Foi terminando o ontem e eu, lentamente, fui me distanciando de minha sombra, como se nenhum mínimo controle eu mesmo exercesse sobre mim. É que os últimos momentos não me foram felizes. Restou-me a mim totalmente dilacerado e rendido diante da natureza angustiante do ego. Chovia, muito e um bocado mais, a cada relance do mundo espiado por minha janela. Inclusive, o que parece permanecer é o observar. Não sou mais observado. Ninguém me percebe. No entanto, eu nunca antes percebi tanto. Em verdade, acho que percebo tudo, agora.
De longe sentia o asfalto molhado, ele que me mantinha frio. Sim! Ainda estou gelado! E quem está quente neste inferno gélido de toscas compreensões e nenhuma tolerância?
Somos todos tão desiguais e insuportáveis. As minorias se agregam e se multiplicam, no fim somos todos minoritários.

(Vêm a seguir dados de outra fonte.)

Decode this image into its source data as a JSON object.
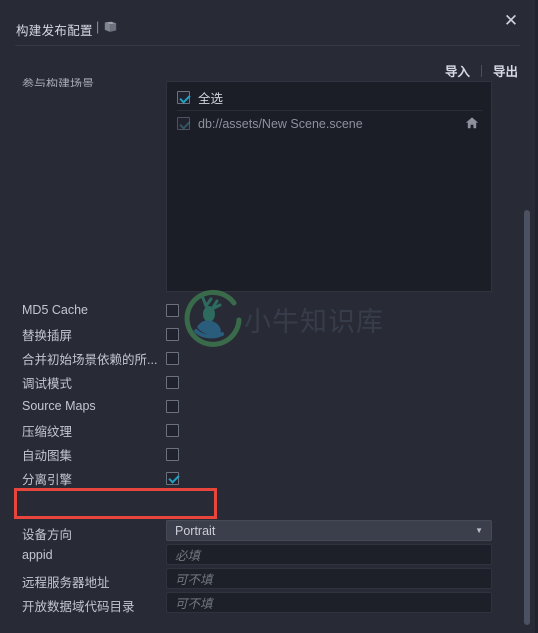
{
  "window": {
    "title": "构建发布配置",
    "title_separator": "|",
    "doc_icon": "book-icon",
    "close_icon": "✕"
  },
  "toolbar": {
    "import_label": "导入",
    "export_label": "导出"
  },
  "scene_section": {
    "label": "参与构建场景",
    "rows": [
      {
        "label": "全选",
        "checked": true,
        "dimmed": false,
        "home": false
      },
      {
        "label": "db://assets/New Scene.scene",
        "checked": true,
        "dimmed": true,
        "home": true
      }
    ]
  },
  "watermark": {
    "text": "小牛知识库",
    "logo_icon": "deer-circle-logo"
  },
  "options": [
    {
      "label": "MD5 Cache",
      "checked": false
    },
    {
      "label": "替换插屏",
      "checked": false
    },
    {
      "label": "合并初始场景依赖的所...",
      "checked": false
    },
    {
      "label": "调试模式",
      "checked": false
    },
    {
      "label": "Source Maps",
      "checked": false
    },
    {
      "label": "压缩纹理",
      "checked": false
    },
    {
      "label": "自动图集",
      "checked": false
    },
    {
      "label": "分离引擎",
      "checked": true,
      "highlighted": true
    }
  ],
  "fields": [
    {
      "type": "select",
      "label": "设备方向",
      "value": "Portrait",
      "arrow_icon": "chevron-down-icon"
    },
    {
      "type": "input",
      "label": "appid",
      "value": "",
      "placeholder": "必填"
    },
    {
      "type": "input",
      "label": "远程服务器地址",
      "value": "",
      "placeholder": "可不填"
    },
    {
      "type": "input",
      "label": "开放数据域代码目录",
      "value": "",
      "placeholder": "可不填"
    }
  ],
  "colors": {
    "background": "#282b36",
    "panel": "#1b1d27",
    "accent_check": "#2e9fbe",
    "highlight_red": "#e8453c",
    "scrollbar": "#4b5161"
  },
  "scrollbar": {
    "orientation": "vertical"
  }
}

O coletivo é vazio e caótico como o desespero. A alegria findou-se por ser cristal raro, digitalizada e exposta nos murais do Facebook, em uma mera e insensata tentativa de prolongamento. Esquecem-se do tempo. Ele tudo corrói. Não restará pedra sobre pedra, byte sobre byte.
Quando eu me pergunto por que disse isso? E, quando disse, de que adiantou?
Num tempo tão, indeterminadamente, curto e num espaço tão, estreitamente, infinito, tem sido um prazer intenso compartilhar comigo mesmo, e comigo apenas, as amarguras dessas dimensões. Ninguém , nem mesmo você, chuva companheira que me escuta com sua paciência duvidosa. Somos apenas massa. Temos pouca força e quase nenhuma aceleração. Somos impotentes. E onde devo aderir? Não parece haver espaço no desfile de corpos perfeitos de estereótipos inexequíveis e patológicos. Esta inadequação, antes fosse pessoal, mas assola o meu tempo. Criou-se um mundo, onde o tempo já não é suficiente.

Os felizes, os mais felizes, sabem pouco. Dessa forma, sublimam a existência que se apresenta como um processo de desconstrução da felicidade inata. Toda alegria, depois da realidade, é hipocrisia. No máximo, um ensaio de retorno. Nada mais para sempre.